General Motors recently rolled out a trio of new manufacturing technologies to help stay on top in its never-ending pursuit of quality.
|Phil Bojda, senior research engineer with GM R&D, prepares to load the Agile Machining Fixture into a CNC cutting machine. The Agile fixtures not only add to greater flexibility but can cut tool changeover from several days to several minutes.|
Typically, GM’s machining operations have been designed to process one specific product because the clamps and fixtures that hold the parts cannot facilitate more than one application. But the past is gone.
The new technology is aimed at powertrain components for the time being. Cylinder heads have already been run off an R&D mockup of the system and there is talk of using it for transmission cases as well. GM is forecasting a low-volume application in a powertrain plant for the first quarter of 2005.
The Agile Machine Tool is a combination of a CNC cutting tool, the Makino A99, which houses a large upright “tombstone” that is magnified. The fixture elements are then attached to the tombstone at “low” magnetic setting to hold them in place. Once all the fixture elements are in place the setting is then bumped up to the ‘high’ setting, for machining. This differentiation in magnetic levels was something that GM had to work closely with the supplier on, since it was fundamental to how the system was to operate.
The magnetic field on either setting never extends out more than one inch from the surface of the “tombstone” fixture, eliminating any threat to workers and not attracting any kind of debris.

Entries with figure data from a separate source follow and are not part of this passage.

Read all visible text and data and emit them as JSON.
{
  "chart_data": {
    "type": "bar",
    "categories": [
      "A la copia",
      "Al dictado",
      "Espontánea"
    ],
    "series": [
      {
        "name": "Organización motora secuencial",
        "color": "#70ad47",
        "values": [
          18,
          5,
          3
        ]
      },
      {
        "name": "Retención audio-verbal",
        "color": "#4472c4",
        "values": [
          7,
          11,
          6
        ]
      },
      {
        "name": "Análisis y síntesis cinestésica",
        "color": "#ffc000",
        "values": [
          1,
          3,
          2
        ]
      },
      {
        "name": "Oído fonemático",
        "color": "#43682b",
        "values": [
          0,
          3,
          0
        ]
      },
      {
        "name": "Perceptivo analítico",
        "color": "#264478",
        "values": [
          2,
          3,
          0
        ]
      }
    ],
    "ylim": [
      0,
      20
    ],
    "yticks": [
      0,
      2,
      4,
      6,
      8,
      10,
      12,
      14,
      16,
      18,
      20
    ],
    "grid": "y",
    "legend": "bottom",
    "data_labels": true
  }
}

“The fixture elements on the Agile Machining tool are clamps, supports and locators. Locators are the key to the whole operation because they are the reference points that the fixture is built on,” explains Pulak Bandyopadhyay, lab group manager, Manufacturing Systems Research for GM R&D.

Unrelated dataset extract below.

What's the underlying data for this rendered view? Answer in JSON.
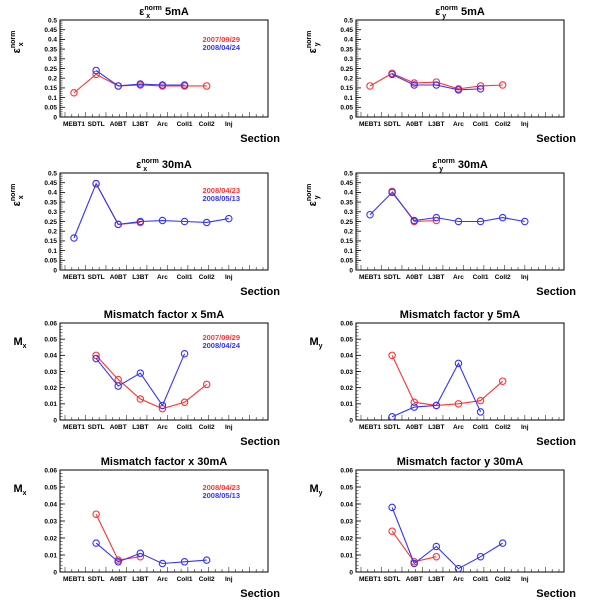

While the flexibility of this new system would seemingly be the biggest upside, there is also the matter of the changeover times. While run-of-the-mill changeovers on such a tooling operation would be anywhere from hours to months depending on circumstances, the predicted changeover times for the Agile Machine Tool are in the neighborhood of five to ten minutes.
GM is also bringing some other technology into its manufacturing processes to help ensure quality. One of these new systems GM calls the Video Variance Monitor (VVM).
VVM, a computer-based vision system, is already online in 22 body assembly plants in the U.S., Canada and Mexico.
VVM uses a digital video camera to capture cycles and transfers the digital video to a computer. GM-developed software allows the dimensional engineers and toolmakers to visualize the entire sequence frame by frame. Once at that point, root causes can be more easily located and fixed.
Accompanying the VVM is the Variation Reduction Adviser. The VR Adviser is a webbased software tool aimed at helping employees resolve quality issues. This system is online, currently, in 11 GM body shops throughout North America.
Not unlike an internet message board, the VR Adviser allows employees to log in and communicate with fellow GM workers in an effort to share problem-solving data on various parts and operations. Under a topic, there’s room provided for comments from the employee experiencing the problem as well as space for responses from their compatriots at the other 11 plants. The system is also set up to allow for attached pictures and video files to help further illustrate what the problem is, or how to fix it. GM estimates that the VR Adviser program could save them up to $15 million a year.